Breast Lesion Detection Using Weakly Dependent Customized Features and Machine Learning Models with Explainable Artificial Intelligence

Abstract

This research proposes a novel strategy for accurate breast lesion classification that combines explainable artificial intelligence (XAI), machine learning (ML) classifiers, and customized weakly dependent features from ultrasound (BU) images. Two new weakly dependent feature classes are proposed to improve the diagnostic accuracy and diversify the training data. These are based on image intensity variations and the area of bounded partitions and provide complementary rather than overlapping information. ML classifiers such as Random Forest (RF), Extreme Gradient Boosting (XGB), Gradient Boosting Classifiers (GBC), and LASSO regression were trained with both customized feature classes. To validate the reliability of our study and the results obtained, we conducted a statistical analysis using the McNemar test. Later, an XAI model was combined with ML to tackle the influence of certain features, the constraints of feature selection, and the interpretability capabilities across various ML models. LIME (Local Interpretable Model-Agnostic Explanations) and SHAP (SHapley Additive exPlanations) models were used in the XAI process to enhance the transparency and interpretation in clinical decision-making. The results revealed common relevant features for the malignant class, consistently identified by all of the classifiers, and for the benign class. However, we observed variations in the feature importance rankings across the different classifiers. Furthermore, our study demonstrates that the correlation between dependent features does not impact explainability.

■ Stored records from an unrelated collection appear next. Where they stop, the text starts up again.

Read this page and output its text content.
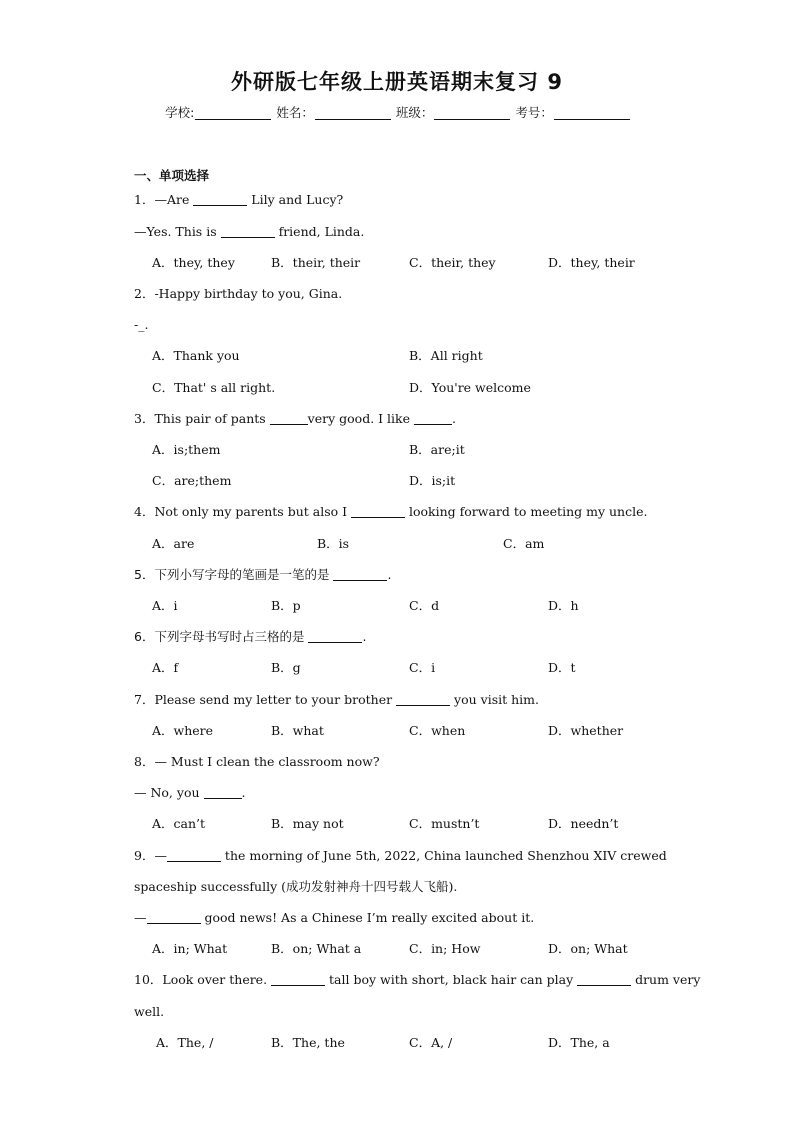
外研版七年级上册英语期末复习 9
学校:	姓名：	班级：	考号：
一、单项选择
1．—Are	Lily and Lucy?
—Yes. This is	friend, Linda.
A．they, they	B．their, their	C．their, they	D．they, their
2．-Happy birthday to you, Gina.
-_.
A．Thank you	B．All right
C．That' s all right.	D．You're welcome
3．This pair of pants	very good. I like	.
A．is;them	B．are;it
C．are;them	D．is;it
4．Not only my parents but also I	looking forward to meeting my uncle.
A．are	B．is	C．am
5．下列小写字母的笔画是一笔的是	.
A．i	B．p	C．d	D．h
6．下列字母书写时占三格的是	.
A．f	B．g	C．i	D．t
7．Please send my letter to your brother	you visit him.
A．where	B．what	C．when	D．whether
8．— Must I clean the classroom now?
— No, you	.
A．can’t	B．may not	C．mustn’t	D．needn’t
9．—	the morning of June 5th, 2022, China launched Shenzhou XIV crewed
spaceship successfully (成功发射神舟十四号载人飞船).
—	good news! As a Chinese I’m really excited about it.
A．in; What	B．on; What a	C．in; How	D．on; What
10．Look over there.	tall boy with short, black hair can play	drum very
well.
A．The, /	B．The, the	C．A, /	D．The, a
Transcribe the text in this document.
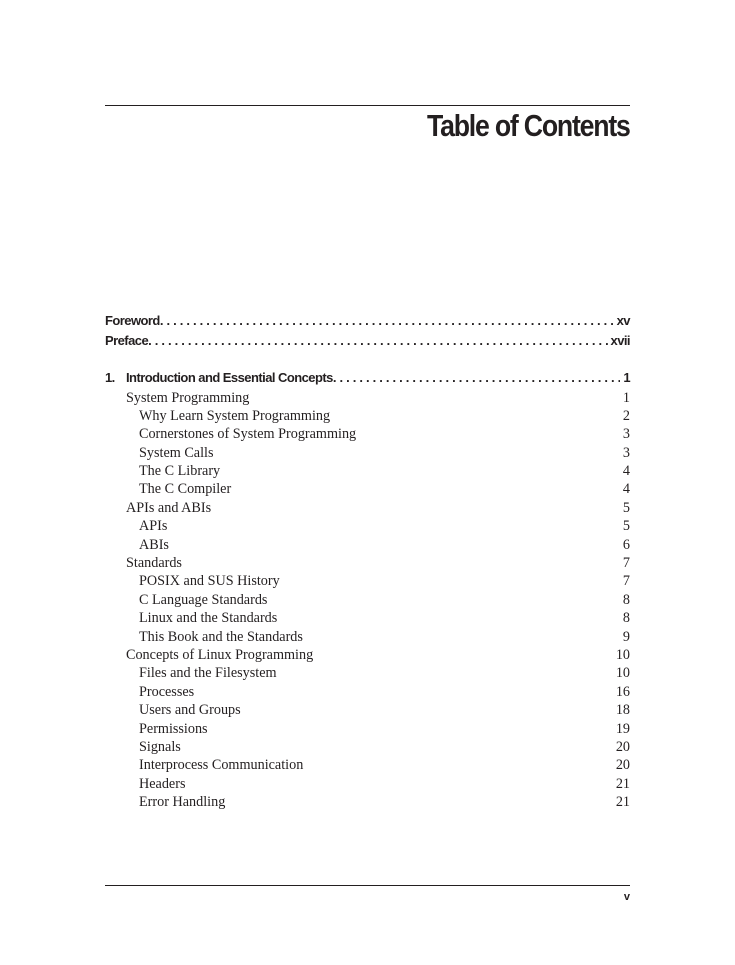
Table of Contents
Foreword . . .	xv
Preface . . .	xvii
1. Introduction and Essential Concepts . . .	1
System Programming	1
Why Learn System Programming	2
Cornerstones of System Programming	3
System Calls	3
The C Library	4
The C Compiler	4
APIs and ABIs	5
APIs	5
ABIs	6
Standards	7
POSIX and SUS History	7
C Language Standards	8
Linux and the Standards	8
This Book and the Standards	9
Concepts of Linux Programming	10
Files and the Filesystem	10
Processes	16
Users and Groups	18
Permissions	19
Signals	20
Interprocess Communication	20
Headers	21
Error Handling	21
v
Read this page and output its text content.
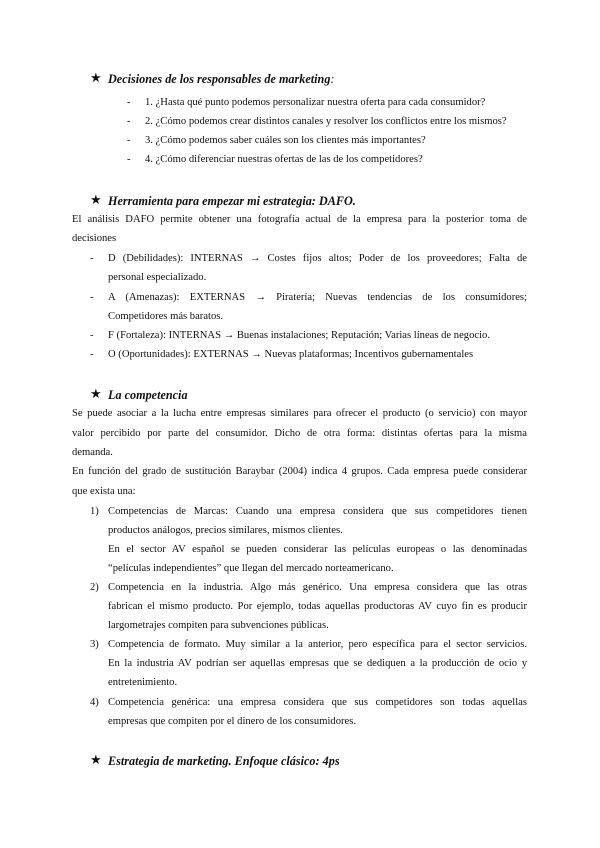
★ Decisiones de los responsables de marketing:
- 1. ¿Hasta qué punto podemos personalizar nuestra oferta para cada consumidor?
- 2. ¿Cómo podemos crear distintos canales y resolver los conflictos entre los mismos?
- 3. ¿Cómo podemos saber cuáles son los clientes más importantes?
- 4. ¿Cómo diferenciar nuestras ofertas de las de los competidores?
★ Herramienta para empezar mi estrategia: DAFO.
El análisis DAFO permite obtener una fotografía actual de la empresa para la posterior toma de
decisiones
- D (Debilidades): INTERNAS → Costes fijos altos; Poder de los proveedores; Falta de
personal especializado.
- A (Amenazas): EXTERNAS → Piratería; Nuevas tendencias de los consumidores;
Competidores más baratos.
- F (Fortaleza): INTERNAS → Buenas instalaciones; Reputación; Varias líneas de negocio.
- O (Oportunidades): EXTERNAS → Nuevas plataformas; Incentivos gubernamentales
★ La competencia
Se puede asociar a la lucha entre empresas similares para ofrecer el producto (o servicio) con mayor
valor percibido por parte del consumidor. Dicho de otra forma: distintas ofertas para la misma
demanda.
En función del grado de sustitución Baraybar (2004) indica 4 grupos. Cada empresa puede considerar
que exista una:
1) Competencias de Marcas: Cuando una empresa considera que sus competidores tienen
productos análogos, precios similares, mismos clientes.
En el sector AV español se pueden considerar las películas europeas o las denominadas
“películas independientes” que llegan del mercado norteamericano.
2) Competencia en la industria. Algo más genérico. Una empresa considera que las otras
fabrican el mismo producto. Por ejemplo, todas aquellas productoras AV cuyo fin es producir
largometrajes compiten para subvenciones públicas.
3) Competencia de formato. Muy similar a la anterior, pero específica para el sector servicios.
En la industria AV podrían ser aquellas empresas que se dediquen a la producción de ocio y
entretenimiento.
4) Competencia genérica: una empresa considera que sus competidores son todas aquellas
empresas que compiten por el dinero de los consumidores.
★ Estrategia de marketing. Enfoque clásico: 4ps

Keywords: LIME; SHAP; XAI; dependent features; machine learning.

Figure 1

Bounded histogram features. (a) Raw breast US image from the BUSI dataset; (b) Ground truth of a breast lesion; (c) Region of interest. Selected pixels within bounded repartitions are shown according to their gray-levels distributions. (d1) [0, 31]; (d2) [32, 63]; (d3) [64, 95]; (d4) [96, 127]; (d5) [128, 159]; (d6) [160, 191]; (d7) [192, 223]; (d8) [224, 255].

Figure 2

The overall feature importance in the prediction results over the test dataset. (a) Bounded histogram features (Chi); (b) Grayscale density features (Ci). The most important features are marked in yellow.

Figure 3

LIME output: the importance of individual features in the classification process by their relevance and score, and the features’ selection across various classifiers. (a1) RF and CHi; (a2) RF and Ci; (b1) GBC and CHi; (b2) GBC and Ci; (c1) XGB and CHi; (c2) XGB and Ci. “0” or blue is associated with the malignant class and “1” or orange is for the benign class.

Figure 4

SHAP-integrated ML classifiers’ summary plot on the test data for the malignant and benign output classes. (a1) RF and CHi; (a2) RF and Ci; (b1) GBC and CHi; (b2) GBC and Ci; (c1) XGB and CHi; (c2) XGB and Ci. The horizontal axis plots an SV for a specific feature and data point. The vertical axis ranks the features based on their importance. The values of the features are represented with the following code: lower values are shown in blue, and higher values are shown in red. Points that overlap are shown vertically.